Patient enrollment in clinical trials has long been on the minds of oncologists and researchers. In 1990, fewer than 3 percent of patients were enrolled in clinical trials—which spurred then president-elect of the American Cancer Society, Walter Lawrence Jr., MD, to write an editorial calling for more concerted efforts. More than 25 years later, clinical trial participation hovers around 5 percent.
The summer issue of Cancer Today, a magazine for patients, caregivers, and survivors that is published by the American Association for Cancer Research, explores ways researchers and physicians are trying to increase clinical trial participation.
“If you think trials are important, then you have to believe having adequate representation of all populations is important, because that is how we will make sure trial findings are representative and generalizable,” said Susan Eggly, PhD, a communication researcher at Wayne State University School of Medicine and Karmanos Cancer Institute in Detroit. “Given that clinical trials are considered the highest-quality care available, it is important to make sure everyone—minorities, women, older people, and rural populations—has equal access to care. And we know right now they don’t.”
A Call for Modernization
Modernizing clinical trial eligibility criteria is an important first step, according to Edward S. Kim, MD, a medical oncologist at Carolinas HealthCare System’s Levine Cancer Institute in Charlotte, North Carolina. “We used to think that there were not enough trials,” Kim said. “That’s not the problem. The problem is we are excluding people unnecessarily.” Kim headed a committee that tackled this common problem—first looking at why people with brain metastases, organ failure, or diseases like HIV or hepatitis C are routinely excluded from trials.
Exclusion criteria can also leave out other types of patients, including older people who have comorbidities.

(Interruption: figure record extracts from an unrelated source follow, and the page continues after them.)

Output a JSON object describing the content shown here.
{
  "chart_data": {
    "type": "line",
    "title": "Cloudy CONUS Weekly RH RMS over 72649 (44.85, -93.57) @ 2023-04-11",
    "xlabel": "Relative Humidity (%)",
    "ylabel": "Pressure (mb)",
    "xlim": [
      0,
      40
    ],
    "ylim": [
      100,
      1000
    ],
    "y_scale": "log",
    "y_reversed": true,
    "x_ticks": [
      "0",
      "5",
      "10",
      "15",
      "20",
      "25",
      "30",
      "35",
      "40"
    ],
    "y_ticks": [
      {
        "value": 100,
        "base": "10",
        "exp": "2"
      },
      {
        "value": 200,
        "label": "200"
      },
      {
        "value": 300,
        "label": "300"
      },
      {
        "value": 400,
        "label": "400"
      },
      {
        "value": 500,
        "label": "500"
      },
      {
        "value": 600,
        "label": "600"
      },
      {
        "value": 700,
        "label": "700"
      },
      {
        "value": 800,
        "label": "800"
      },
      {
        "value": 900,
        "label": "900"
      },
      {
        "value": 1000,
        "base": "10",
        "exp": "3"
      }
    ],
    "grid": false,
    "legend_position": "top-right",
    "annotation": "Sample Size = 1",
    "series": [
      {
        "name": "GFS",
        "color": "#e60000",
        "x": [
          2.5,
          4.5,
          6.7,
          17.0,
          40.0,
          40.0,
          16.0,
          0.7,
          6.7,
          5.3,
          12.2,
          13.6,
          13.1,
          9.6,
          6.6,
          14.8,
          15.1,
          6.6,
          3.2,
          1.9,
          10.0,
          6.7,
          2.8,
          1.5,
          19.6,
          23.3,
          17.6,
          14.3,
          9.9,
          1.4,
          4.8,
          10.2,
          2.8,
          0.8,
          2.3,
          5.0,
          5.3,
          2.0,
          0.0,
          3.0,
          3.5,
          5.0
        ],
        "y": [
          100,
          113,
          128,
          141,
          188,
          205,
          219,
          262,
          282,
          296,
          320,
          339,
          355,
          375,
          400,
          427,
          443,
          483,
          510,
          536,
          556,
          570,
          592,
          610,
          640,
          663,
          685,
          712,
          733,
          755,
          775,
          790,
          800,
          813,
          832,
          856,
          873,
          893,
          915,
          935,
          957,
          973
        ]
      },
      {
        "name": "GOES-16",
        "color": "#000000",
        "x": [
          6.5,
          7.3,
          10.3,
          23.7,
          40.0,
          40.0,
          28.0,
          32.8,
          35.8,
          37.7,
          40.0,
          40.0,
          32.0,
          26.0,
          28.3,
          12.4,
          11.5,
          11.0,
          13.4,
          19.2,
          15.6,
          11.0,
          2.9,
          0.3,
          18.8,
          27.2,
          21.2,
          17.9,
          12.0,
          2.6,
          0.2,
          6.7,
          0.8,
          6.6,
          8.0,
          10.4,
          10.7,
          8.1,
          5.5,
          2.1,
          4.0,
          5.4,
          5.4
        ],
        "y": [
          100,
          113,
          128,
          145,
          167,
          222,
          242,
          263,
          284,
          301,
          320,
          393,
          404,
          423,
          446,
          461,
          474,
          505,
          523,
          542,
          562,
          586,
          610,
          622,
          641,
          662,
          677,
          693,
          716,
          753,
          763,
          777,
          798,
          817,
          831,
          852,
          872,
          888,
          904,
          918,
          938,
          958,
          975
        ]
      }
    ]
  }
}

Diabetes, asthma, and obesity are diseases often related to poverty that can also limit the types of people who can be included, said Stuart Lichtman, MD, a medical oncologist at Memorial Sloan Kettering Cancer Center in New York, who believes that criteria can be modified to reflect real-world data.
Racial and ethnic minorities are typically underrepresented in clinical trials, as well. In 2008, the Intercultural Cancer Council (ICC) published findings from a four-year project, Eliminating Disparities in Clinical Trials, that explored these imbalances. The report served as a springboard for discussion, said Armin Weinberg, PhD, a health policy researcher at Baylor College of Medicine in Houston and a co-founder of the ICC.
Weinberg notes it isn’t enough to recruit minorities. Efforts also need to retain participants by addressing barriers such as language, transportation, or insurance coverage. As an additional step, researchers should also share the results of the trials with participants. He coins these collective efforts as the three Rs: recruitment, retention, and return.
Federal agencies have also made continuing efforts to be more inclusive. The National Institutes of Health requires researchers to explain in their grant applications how they will recruit racial and ethnic groups. The U.S. Food and Drug Administration (FDA) also provides guidance for collecting racial and ethnic data on study participants. In 2015, the FDA launched Drug Trials Snapshots, which presents pie charts of the sex, race, and age of participants who took part in the study for FDA approval.